I decided to start a series of blogs where I interview key people in the SQL Server community. Instead of me asking technical questions, I plan on asking about their outlook on the future, books they read (non-fiction and/or technical), and their overall thoughts on where technology (mainly SQL Server) is headed. You can find more interviews here.
Next up: Bob Pusateri (b | t):
Mohammad: Do you think people who dismiss the cloud as a “fad” or just don’t take it serious enough to learn about it (i.e. Azure, AWS, etc), will be in a tough spot to find a job 5 years from now?
Bob: I definitely see SQL Server becoming more cloud and/or service-focused with time. I think we’re seeing that already with now-yearly releases for on-premises. I think in the next five years we’ll continue to see new development in many cases be cloud-focused from the beginning. There will always be organizations and use cases where the cloud just doesn’t make sense or isn’t an option though. These are things like old code that just won’t play nice, or databases with massive levels of size or activity where cloud pricing just isn’t economical.
Mohammad: Do you ever see the traditional SQL Server DBA role being replaced/eliminated?
Bob: I don’t think the traditional DBA role will ever be replaced or eliminated, but it will continue to evolve. I think a lot of parts of the job that involve maintaining the data and its storage will start to become more scarce, as things move to the cloud, while architectural and tuning tasks will become more important. When every query costs money, organizations are going to start to care about optimizing their code more!
Mohammad: What are you most proud of doing/accomplishing for the SQL Server community so far in your career?
Bob: Without a doubt, the thing I am most proud of doing within the community is helping new members get started. Making sure they have a great experience and make a new contact at their first SQL Saturday, chapter meeting, or other event. It may not sound like much, but first impressions really do matter. From there, the best feeling in the world is when they enjoy it enough to come back to the next chapter meeting, or go to another SQL Saturday, and maybe get involved in volunteering themselves.
Mohammad: What non-technical/non-fiction book/s would you recommend? If you only read technical books…what do you recommend?
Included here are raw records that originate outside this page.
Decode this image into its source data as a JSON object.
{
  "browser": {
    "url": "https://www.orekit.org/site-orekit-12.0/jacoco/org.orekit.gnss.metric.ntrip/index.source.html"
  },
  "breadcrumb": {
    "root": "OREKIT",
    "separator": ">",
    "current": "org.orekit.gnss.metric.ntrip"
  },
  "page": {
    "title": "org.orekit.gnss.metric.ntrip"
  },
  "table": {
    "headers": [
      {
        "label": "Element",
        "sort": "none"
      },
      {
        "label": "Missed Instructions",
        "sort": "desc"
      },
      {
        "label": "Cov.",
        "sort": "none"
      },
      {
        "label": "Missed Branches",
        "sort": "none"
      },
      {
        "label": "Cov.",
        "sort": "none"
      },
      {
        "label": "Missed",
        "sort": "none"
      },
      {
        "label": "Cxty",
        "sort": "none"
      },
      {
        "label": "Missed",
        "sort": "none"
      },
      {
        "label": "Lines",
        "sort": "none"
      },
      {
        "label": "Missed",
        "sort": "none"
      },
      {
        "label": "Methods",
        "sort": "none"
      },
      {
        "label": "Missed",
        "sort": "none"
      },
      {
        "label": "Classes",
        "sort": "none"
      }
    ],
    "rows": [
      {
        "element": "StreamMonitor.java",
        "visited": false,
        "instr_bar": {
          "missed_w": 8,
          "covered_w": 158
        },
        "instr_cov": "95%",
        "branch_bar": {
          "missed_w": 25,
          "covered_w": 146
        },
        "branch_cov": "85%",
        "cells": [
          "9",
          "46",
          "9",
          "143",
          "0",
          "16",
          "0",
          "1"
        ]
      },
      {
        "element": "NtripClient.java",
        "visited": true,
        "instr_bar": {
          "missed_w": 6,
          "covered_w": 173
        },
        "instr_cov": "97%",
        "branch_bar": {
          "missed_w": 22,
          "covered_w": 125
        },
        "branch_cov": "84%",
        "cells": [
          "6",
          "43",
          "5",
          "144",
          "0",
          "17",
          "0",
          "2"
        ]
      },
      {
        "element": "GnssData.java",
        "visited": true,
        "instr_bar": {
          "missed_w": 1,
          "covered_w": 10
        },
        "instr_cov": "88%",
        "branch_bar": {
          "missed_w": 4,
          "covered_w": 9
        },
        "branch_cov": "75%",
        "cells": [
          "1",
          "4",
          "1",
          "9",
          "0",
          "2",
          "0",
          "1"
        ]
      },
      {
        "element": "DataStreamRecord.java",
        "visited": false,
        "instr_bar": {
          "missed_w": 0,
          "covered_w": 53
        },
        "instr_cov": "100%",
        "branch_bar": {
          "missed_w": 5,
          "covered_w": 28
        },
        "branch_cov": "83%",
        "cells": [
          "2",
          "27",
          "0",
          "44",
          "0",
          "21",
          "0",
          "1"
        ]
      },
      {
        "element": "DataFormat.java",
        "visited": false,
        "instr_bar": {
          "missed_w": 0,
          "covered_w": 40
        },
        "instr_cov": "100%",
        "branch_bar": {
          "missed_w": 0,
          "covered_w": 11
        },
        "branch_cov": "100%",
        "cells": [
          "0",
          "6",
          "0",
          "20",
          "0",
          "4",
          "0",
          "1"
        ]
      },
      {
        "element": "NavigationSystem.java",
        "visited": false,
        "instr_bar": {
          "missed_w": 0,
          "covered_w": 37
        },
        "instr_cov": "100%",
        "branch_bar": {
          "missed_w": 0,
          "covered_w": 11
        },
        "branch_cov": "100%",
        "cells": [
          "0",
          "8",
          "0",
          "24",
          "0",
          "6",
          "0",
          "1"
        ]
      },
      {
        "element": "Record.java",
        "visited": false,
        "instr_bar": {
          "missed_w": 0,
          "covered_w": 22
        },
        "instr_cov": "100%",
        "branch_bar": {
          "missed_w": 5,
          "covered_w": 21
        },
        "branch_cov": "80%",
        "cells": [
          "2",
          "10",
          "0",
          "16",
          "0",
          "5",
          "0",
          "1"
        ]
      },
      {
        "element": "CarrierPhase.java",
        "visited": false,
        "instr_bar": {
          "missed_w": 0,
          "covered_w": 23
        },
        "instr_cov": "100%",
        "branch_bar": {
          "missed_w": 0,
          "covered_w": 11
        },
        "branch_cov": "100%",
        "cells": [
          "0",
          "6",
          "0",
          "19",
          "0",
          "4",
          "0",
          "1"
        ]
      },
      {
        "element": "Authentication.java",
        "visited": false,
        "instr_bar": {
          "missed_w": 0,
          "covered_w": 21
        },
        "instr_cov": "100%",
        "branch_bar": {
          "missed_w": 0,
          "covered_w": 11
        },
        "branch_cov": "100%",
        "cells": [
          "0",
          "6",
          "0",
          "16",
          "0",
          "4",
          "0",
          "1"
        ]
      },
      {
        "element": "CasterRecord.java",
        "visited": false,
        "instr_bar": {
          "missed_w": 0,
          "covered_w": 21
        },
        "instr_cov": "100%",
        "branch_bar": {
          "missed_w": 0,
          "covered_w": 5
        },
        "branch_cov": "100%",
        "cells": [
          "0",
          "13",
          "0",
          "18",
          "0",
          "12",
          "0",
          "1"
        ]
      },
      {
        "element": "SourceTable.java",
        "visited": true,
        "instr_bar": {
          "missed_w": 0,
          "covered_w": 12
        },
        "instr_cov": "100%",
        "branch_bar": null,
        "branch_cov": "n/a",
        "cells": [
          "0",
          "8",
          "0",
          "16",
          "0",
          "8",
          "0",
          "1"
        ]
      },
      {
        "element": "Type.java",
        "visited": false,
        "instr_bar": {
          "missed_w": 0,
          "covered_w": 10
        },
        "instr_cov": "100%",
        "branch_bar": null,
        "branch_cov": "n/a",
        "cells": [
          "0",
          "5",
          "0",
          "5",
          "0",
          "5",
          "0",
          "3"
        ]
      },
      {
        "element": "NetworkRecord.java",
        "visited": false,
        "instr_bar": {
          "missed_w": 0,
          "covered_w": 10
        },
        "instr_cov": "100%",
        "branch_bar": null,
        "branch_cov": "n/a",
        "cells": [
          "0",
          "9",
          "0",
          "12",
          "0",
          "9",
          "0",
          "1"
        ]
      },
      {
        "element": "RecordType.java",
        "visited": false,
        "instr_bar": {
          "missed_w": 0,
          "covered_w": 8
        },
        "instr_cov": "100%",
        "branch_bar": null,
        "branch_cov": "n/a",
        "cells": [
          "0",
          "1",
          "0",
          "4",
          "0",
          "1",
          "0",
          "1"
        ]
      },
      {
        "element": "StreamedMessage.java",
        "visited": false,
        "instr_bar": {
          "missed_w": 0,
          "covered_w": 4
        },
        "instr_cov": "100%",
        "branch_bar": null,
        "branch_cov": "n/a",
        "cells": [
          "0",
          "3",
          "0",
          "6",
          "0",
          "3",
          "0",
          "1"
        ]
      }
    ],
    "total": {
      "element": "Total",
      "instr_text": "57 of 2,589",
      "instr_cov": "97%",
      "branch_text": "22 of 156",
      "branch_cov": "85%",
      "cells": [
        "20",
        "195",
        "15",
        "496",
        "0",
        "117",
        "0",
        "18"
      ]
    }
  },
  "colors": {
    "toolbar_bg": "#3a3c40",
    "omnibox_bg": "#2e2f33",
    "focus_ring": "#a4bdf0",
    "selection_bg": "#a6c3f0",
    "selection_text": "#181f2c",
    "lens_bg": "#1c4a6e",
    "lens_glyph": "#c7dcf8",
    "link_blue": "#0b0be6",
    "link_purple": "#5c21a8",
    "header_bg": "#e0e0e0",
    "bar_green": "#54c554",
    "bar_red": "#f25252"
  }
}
Bob: Every once in a while I get an opportunity to read a non-technical book. One of the ones I most recently enjoyed was “How the States Got Their Shapes” by Mark Stein. This book covers the borders of every US state and how they came to be what they are today. Incredibly interesting.
Mohammad: For someone who’s career focus has been on one aspect of SQL Server (i.e. Database Engine), do you think it would be wise for them to become a “jack of all trades” by starting to learn, SSRS/IS/Azure, etc. or remain focused on their area of expertise? In another words, which would you say is more valuable? mile wide / inch deep or inch wide / mile deep?
Bob: I think specializing will always have more value than being a generalist. I don’t advocate for being a “jack of all trades” but what I will say is that you can’t be a specialist in a hole either. Keep up with new developments and other technologies enough to understand what they are, what issues they address and their strengths/weaknesses. Nobody can ever be a master of everything; but I’d rather be really good at one thing than just so-so at many things.